> Actually, now I remember (it was five years ago or about so - quite a while so...

drdaeman · on Aug 26, 2024

> Neither of these are k8s issues though. Where were you playing with `conntrack`? On the backplane?

Yes, on the host (GKE-provisioned VPS) where the application container ran.

While it's certain this is not in K8s itself, I'm not really sure where to draw the line. I mean, IIRC, K8s relies on kernel's networking code quite a lot (e.g. kube-proxy is all about that), so... I guess it's not precisely clear if it's in or out of scope.
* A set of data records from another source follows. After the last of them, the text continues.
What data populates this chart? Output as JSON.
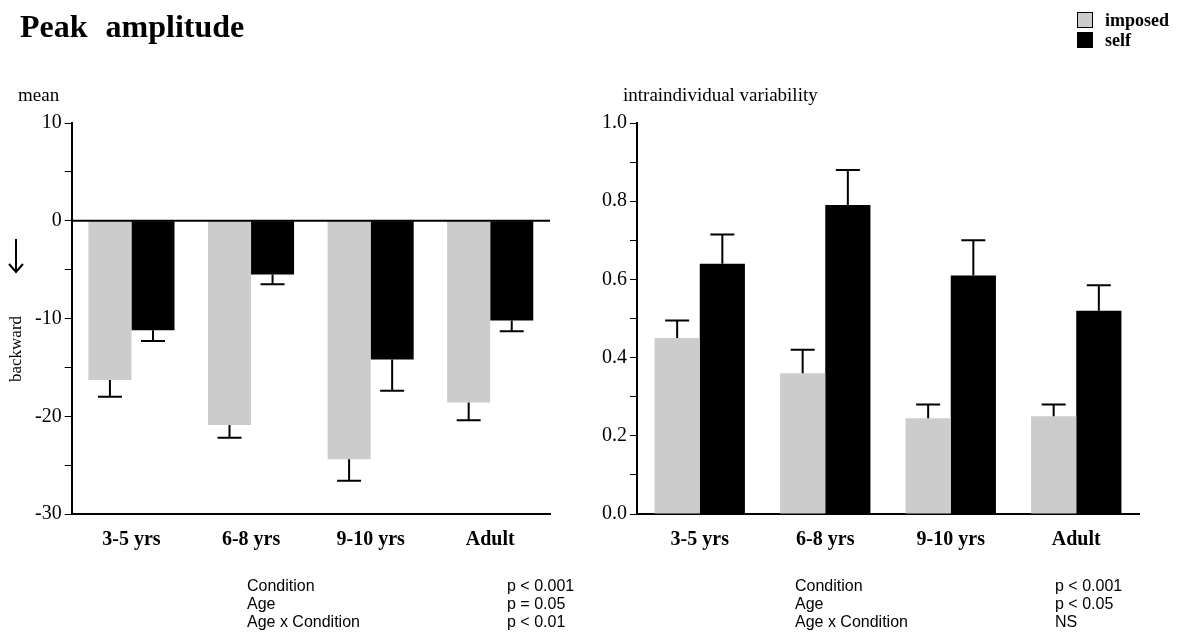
{
  "chart_data": [
    {
      "type": "bar",
      "title": "Peak amplitude",
      "subtitle": "mean",
      "ylabel": "backward",
      "categories": [
        "3-5 yrs",
        "6-8 yrs",
        "9-10 yrs",
        "Adult"
      ],
      "series": [
        {
          "name": "imposed",
          "color": "#cccccc",
          "values": [
            -16.3,
            -20.9,
            -24.4,
            -18.6
          ],
          "errors": [
            [
              -18.0,
              -16.3
            ],
            [
              -22.2,
              -20.9
            ],
            [
              -26.6,
              -24.4
            ],
            [
              -20.4,
              -18.6
            ]
          ]
        },
        {
          "name": "self",
          "color": "#000000",
          "values": [
            -11.2,
            -5.5,
            -14.2,
            -10.2
          ],
          "errors": [
            [
              -12.3,
              -11.2
            ],
            [
              -6.5,
              -5.5
            ],
            [
              -17.4,
              -14.2
            ],
            [
              -11.3,
              -10.2
            ]
          ]
        }
      ],
      "ylim": [
        -30,
        10
      ],
      "yticks": [
        -30,
        {
          "value": -25,
          "label": null
        },
        -20,
        {
          "value": -15,
          "label": null
        },
        -10,
        {
          "value": -5,
          "label": null
        },
        0,
        {
          "value": 5,
          "label": null
        },
        10
      ],
      "ref_lines": [
        {
          "axis": "y",
          "value": 0
        }
      ],
      "grid": false,
      "legend": "top right",
      "annotations": [
        "Condition",
        "p < 0.001",
        "Age",
        "p = 0.05",
        "Age x Condition",
        "p < 0.01"
      ]
    },
    {
      "type": "bar",
      "subtitle": "intraindividual variability",
      "categories": [
        "3-5 yrs",
        "6-8 yrs",
        "9-10 yrs",
        "Adult"
      ],
      "series": [
        {
          "name": "imposed",
          "color": "#cccccc",
          "values": [
            0.45,
            0.36,
            0.245,
            0.25
          ],
          "errors": [
            [
              0.45,
              0.495
            ],
            [
              0.36,
              0.42
            ],
            [
              0.245,
              0.28
            ],
            [
              0.25,
              0.28
            ]
          ]
        },
        {
          "name": "self",
          "color": "#000000",
          "values": [
            0.64,
            0.79,
            0.61,
            0.52
          ],
          "errors": [
            [
              0.64,
              0.715
            ],
            [
              0.79,
              0.88
            ],
            [
              0.61,
              0.7
            ],
            [
              0.52,
              0.585
            ]
          ]
        }
      ],
      "ylim": [
        0,
        1
      ],
      "yticks": [
        {
          "value": 0,
          "label": "0.0"
        },
        {
          "value": 0.1,
          "label": null
        },
        0.2,
        {
          "value": 0.3,
          "label": null
        },
        0.4,
        {
          "value": 0.5,
          "label": null
        },
        0.6,
        {
          "value": 0.7,
          "label": null
        },
        0.8,
        {
          "value": 0.9,
          "label": null
        },
        {
          "value": 1,
          "label": "1.0"
        }
      ],
      "grid": false,
      "legend": "top right",
      "annotations": [
        "Condition",
        "p < 0.001",
        "Age",
        "p < 0.05",
        "Age x Condition",
        "NS"
      ]
    }
  ]
}
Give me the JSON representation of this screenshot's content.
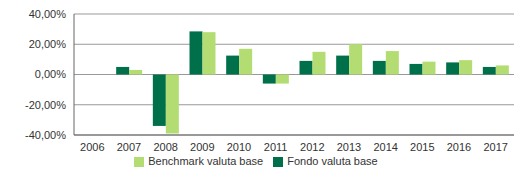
{
  "chart_data": {
    "type": "bar",
    "categories": [
      "2006",
      "2007",
      "2008",
      "2009",
      "2010",
      "2011",
      "2012",
      "2013",
      "2014",
      "2015",
      "2016",
      "2017"
    ],
    "series": [
      {
        "name": "Fondo valuta base",
        "color": "#00704a",
        "values": [
          null,
          5,
          -34,
          28.5,
          12.5,
          -6,
          9,
          12.5,
          9,
          7,
          8,
          5
        ]
      },
      {
        "name": "Benchmark valuta base",
        "color": "#b3dd72",
        "values": [
          null,
          3,
          -39,
          28,
          17,
          -6,
          15,
          20,
          15.5,
          8.5,
          9.5,
          6
        ]
      }
    ],
    "ylim": [
      -40,
      40
    ],
    "yticks": [
      {
        "value": -40,
        "label": "-40,00%"
      },
      {
        "value": -20,
        "label": "-20,00%"
      },
      {
        "value": 0,
        "label": "0,00%"
      },
      {
        "value": 20,
        "label": "20,00%"
      },
      {
        "value": 40,
        "label": "40,00%"
      }
    ],
    "grid": true,
    "legend": "bottom"
  }
}
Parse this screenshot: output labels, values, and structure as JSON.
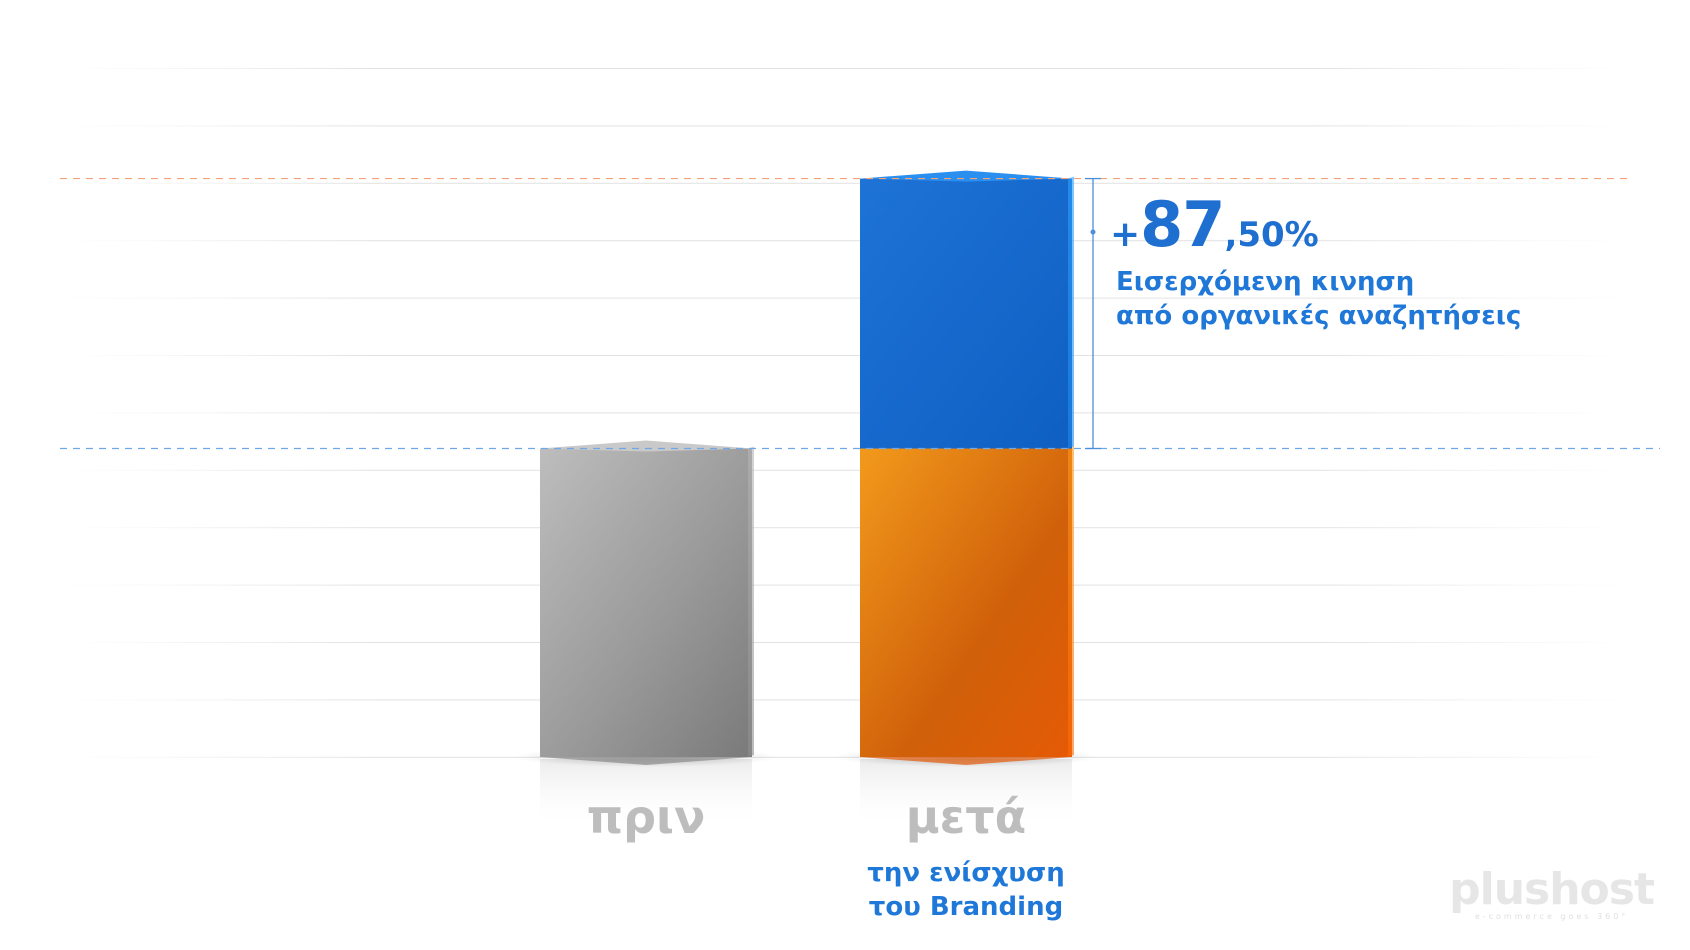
{
  "chart_data": {
    "type": "bar",
    "categories": [
      "πριν",
      "μετά"
    ],
    "series": [
      {
        "values": [
          100,
          100
        ]
      },
      {
        "values": [
          0,
          87.5
        ]
      }
    ],
    "colors": {
      "before": "#a8a8a8",
      "base": "#ff8a00",
      "increase": "#1f86e8"
    },
    "ylim": [
      0,
      200
    ],
    "grid": true,
    "annotation": {
      "plus": "+",
      "integer": "87",
      "decimal": ",50%",
      "line1": "Εισερχόμενη κινηση",
      "line2": "από οργανικές αναζητήσεις"
    },
    "sub_label": {
      "line1": "την ενίσχυση",
      "line2": "του Branding"
    }
  },
  "brand": {
    "logo": "plushost",
    "tagline": "e-commerce goes 360°"
  }
}
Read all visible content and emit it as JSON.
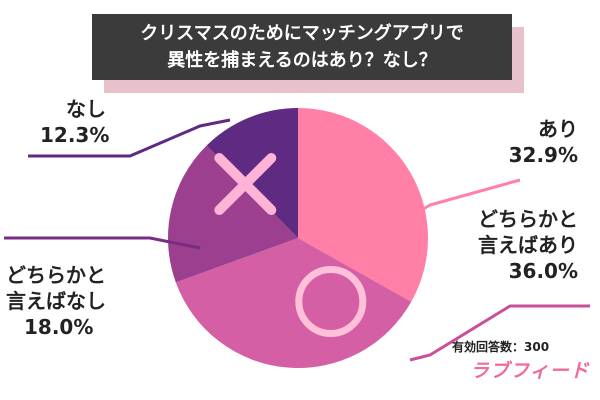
{
  "title": {
    "line1": "クリスマスのためにマッチングアプリで",
    "line2": "異性を捕まえるのはあり？なし？"
  },
  "sample_size_text": "有効回答数：300",
  "brand": "ラブフィード",
  "chart_data": {
    "type": "pie",
    "slices": [
      {
        "label_line1": "あり",
        "label_line2": "",
        "value": 32.9,
        "value_text": "32.9%",
        "color": "#ff7fa7"
      },
      {
        "label_line1": "どちらかと",
        "label_line2": "言えばあり",
        "value": 36.0,
        "value_text": "36.0%",
        "color": "#d45fa5"
      },
      {
        "label_line1": "どちらかと",
        "label_line2": "言えばなし",
        "value": 18.0,
        "value_text": "18.0%",
        "color": "#9b3f8e"
      },
      {
        "label_line1": "なし",
        "label_line2": "",
        "value": 12.3,
        "value_text": "12.3%",
        "color": "#5e2a82"
      }
    ],
    "start": "top, clockwise",
    "markers": [
      {
        "slice": "あり",
        "icon": "circle-icon"
      },
      {
        "slice": "なし",
        "icon": "cross-icon"
      }
    ]
  }
}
But either way, they're still certainly GKE issues, because the whole thing was provisioned as GKE K8s cluster, where I think I wasn't really supposed to actually SSH to individual nodes and do something there.

> The issues you describe here are issues you created for the most part. They are not issues people run into in production with k8s, I can assure you of that.

Entirely irrespective of K8s or anything else... people don't create weird issues for themselves in production? ;-) I honestly suspect making sub-optimal decisions and reaping their unintended consequences is one thing that makes us human :-) And I'm sure someone out there right now tries some weird stuff in production because they thought it would be a good idea. Maybe even with K8s (but not exactly likely - people hack on complex systems less than on simple systems).

By the way, if you say connectivity hiccups aren't a thing in production-grade K8s, I really wonder what kind of issues people run into?

> Most likely something with your cloud provider

I remember that node-to-node host communications had worked and database was responsive, but the container had connection timeouts, which is why I suspect it was something with K8s.

But, yes, of course, it's possible it wasn't exactly a K8s issue but something with the cloud itself - given that I don't know what was the problem back then, I can't really confirm or refute this.